The House Between Tides by Sarah Maine

From the publisher: Kate Morton meets Daphne du Maurier in this atmospheric debut novel about a woman who discovers the century-old remains of a murder victim on her family’s Scottish estate, plunging her into an investigation of its mysterious former occupants.

I thoroughly enjoyed reading Sarah Maine’s debut novel The House Between Tides. In 2010, Hetty Deveraux contemplates turning the massive house that she has inherited on a remote Scottish island into an upscale hotel. She meets resistance from the cordial but cool locals, who have just found the remains of a body in the decaying home as Hetty arrives to examine the property. Her pushy boyfriend Giles and the two shallow agents he has employed consider the hotel a done deal, but Hetty is not so sure.
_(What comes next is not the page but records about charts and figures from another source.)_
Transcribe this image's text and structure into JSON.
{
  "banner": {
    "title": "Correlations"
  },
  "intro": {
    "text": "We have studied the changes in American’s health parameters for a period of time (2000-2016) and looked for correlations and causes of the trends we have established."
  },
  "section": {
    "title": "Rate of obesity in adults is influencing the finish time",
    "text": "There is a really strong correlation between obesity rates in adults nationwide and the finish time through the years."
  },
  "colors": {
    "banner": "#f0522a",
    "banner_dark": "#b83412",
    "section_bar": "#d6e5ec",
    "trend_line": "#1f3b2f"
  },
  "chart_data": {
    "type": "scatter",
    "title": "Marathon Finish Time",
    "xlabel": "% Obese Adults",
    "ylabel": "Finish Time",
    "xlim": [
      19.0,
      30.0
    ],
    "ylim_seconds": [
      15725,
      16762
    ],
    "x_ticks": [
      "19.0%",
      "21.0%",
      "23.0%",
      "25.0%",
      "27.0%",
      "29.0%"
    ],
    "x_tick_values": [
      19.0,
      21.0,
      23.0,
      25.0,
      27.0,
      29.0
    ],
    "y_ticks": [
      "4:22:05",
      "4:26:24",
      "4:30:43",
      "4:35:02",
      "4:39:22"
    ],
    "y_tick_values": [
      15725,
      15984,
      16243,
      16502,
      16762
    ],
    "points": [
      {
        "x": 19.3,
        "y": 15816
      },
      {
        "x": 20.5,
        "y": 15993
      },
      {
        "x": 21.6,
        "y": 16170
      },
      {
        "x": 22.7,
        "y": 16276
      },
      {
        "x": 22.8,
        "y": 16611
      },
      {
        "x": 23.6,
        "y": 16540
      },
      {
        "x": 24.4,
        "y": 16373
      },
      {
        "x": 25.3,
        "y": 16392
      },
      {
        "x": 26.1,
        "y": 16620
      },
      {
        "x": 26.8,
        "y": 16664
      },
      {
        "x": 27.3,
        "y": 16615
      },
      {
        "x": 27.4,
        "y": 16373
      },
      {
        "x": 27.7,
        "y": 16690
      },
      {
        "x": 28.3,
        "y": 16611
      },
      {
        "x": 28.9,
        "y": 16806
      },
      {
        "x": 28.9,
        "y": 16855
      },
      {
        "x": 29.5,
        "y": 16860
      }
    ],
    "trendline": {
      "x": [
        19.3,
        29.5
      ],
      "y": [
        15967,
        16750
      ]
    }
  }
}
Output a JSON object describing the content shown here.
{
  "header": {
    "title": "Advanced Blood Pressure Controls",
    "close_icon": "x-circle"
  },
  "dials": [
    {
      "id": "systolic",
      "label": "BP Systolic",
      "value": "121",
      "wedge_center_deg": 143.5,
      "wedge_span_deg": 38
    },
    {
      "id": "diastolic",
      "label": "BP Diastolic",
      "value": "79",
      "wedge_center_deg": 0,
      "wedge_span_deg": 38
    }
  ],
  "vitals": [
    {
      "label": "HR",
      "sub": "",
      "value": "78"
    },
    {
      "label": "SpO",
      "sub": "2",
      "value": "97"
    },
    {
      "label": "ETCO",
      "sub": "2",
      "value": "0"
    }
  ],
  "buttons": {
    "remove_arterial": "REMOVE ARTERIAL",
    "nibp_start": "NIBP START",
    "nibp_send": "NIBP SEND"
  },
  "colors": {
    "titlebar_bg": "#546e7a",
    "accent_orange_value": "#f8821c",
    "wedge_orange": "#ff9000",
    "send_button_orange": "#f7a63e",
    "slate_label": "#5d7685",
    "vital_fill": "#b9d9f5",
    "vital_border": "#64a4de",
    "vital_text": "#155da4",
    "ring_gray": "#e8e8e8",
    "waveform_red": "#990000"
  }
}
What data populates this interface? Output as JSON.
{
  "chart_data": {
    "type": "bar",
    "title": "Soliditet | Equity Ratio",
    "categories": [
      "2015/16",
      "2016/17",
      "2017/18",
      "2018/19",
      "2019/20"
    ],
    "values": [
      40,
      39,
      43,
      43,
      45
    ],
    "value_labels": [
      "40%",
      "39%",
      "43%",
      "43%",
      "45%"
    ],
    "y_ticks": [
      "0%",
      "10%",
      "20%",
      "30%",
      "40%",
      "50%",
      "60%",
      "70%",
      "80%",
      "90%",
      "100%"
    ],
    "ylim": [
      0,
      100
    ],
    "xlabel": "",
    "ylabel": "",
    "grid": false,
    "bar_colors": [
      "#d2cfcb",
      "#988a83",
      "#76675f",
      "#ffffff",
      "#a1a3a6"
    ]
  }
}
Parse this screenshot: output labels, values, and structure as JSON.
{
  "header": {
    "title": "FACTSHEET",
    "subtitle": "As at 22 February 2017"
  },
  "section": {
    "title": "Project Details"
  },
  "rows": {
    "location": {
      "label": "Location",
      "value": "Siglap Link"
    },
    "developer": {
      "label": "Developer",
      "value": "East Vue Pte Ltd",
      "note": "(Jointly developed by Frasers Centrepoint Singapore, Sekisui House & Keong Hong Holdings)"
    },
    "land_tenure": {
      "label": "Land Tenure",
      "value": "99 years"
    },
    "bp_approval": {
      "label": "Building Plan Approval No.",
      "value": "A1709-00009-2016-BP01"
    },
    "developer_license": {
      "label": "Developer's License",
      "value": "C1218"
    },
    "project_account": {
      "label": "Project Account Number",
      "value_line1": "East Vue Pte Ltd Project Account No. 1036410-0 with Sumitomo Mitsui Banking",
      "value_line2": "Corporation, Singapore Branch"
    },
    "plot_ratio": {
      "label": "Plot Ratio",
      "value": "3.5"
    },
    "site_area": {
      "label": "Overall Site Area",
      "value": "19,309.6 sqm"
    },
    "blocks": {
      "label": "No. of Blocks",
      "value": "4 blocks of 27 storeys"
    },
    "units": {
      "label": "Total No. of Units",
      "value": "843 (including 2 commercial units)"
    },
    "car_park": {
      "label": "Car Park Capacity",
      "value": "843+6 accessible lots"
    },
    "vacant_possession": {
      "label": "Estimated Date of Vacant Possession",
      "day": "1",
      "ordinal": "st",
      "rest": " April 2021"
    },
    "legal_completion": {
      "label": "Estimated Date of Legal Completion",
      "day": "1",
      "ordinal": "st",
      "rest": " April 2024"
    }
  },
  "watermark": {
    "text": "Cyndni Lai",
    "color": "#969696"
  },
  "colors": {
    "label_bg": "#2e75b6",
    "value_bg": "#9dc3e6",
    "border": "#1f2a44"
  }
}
The narrative flashes back and forth between 2010 and 1910, when young Beatrice arrives on the island as a new bride with her much older husband, artist Theo Blake. Woven throughout the story are works of art, loves lost, family mysteries, and wild birds.

The descriptions of the island in the Hebrides are very evocative. The author also captures the mansion in its glory in 1910 and in its moldering state in 2010. As a bird lover, I was interested in the thread about the irony of birdwatchers of the past shooting birds and collecting their eggs, no matter how rare or endangered. I was reminded of Susan Hill’s The Woman in Black because the house can only be reached when the tide is out, but otherwise they are quite different books. (However, if you liked The Woman in Black you will probably enjoy this book also.)

The House Between Tides is not a perfect book. It takes Hetty too long to grow a spine, and the “bad guy” boyfriend and agents are stereotypical with no depth. Some of the family mysteries are obvious from the start, and I guessed the identification of the body long before the end. Still, I stayed up late finishing The House Between Tides, something I don’t do that often anymore. I also love the cover!

I recommend The House Between Tides to lovers of romantic gothic fiction and mysteries. I read an advance reader copy. It will be published in August 2016 and will be available for checkout at the Galesburg Public Library as a print book and an ebook.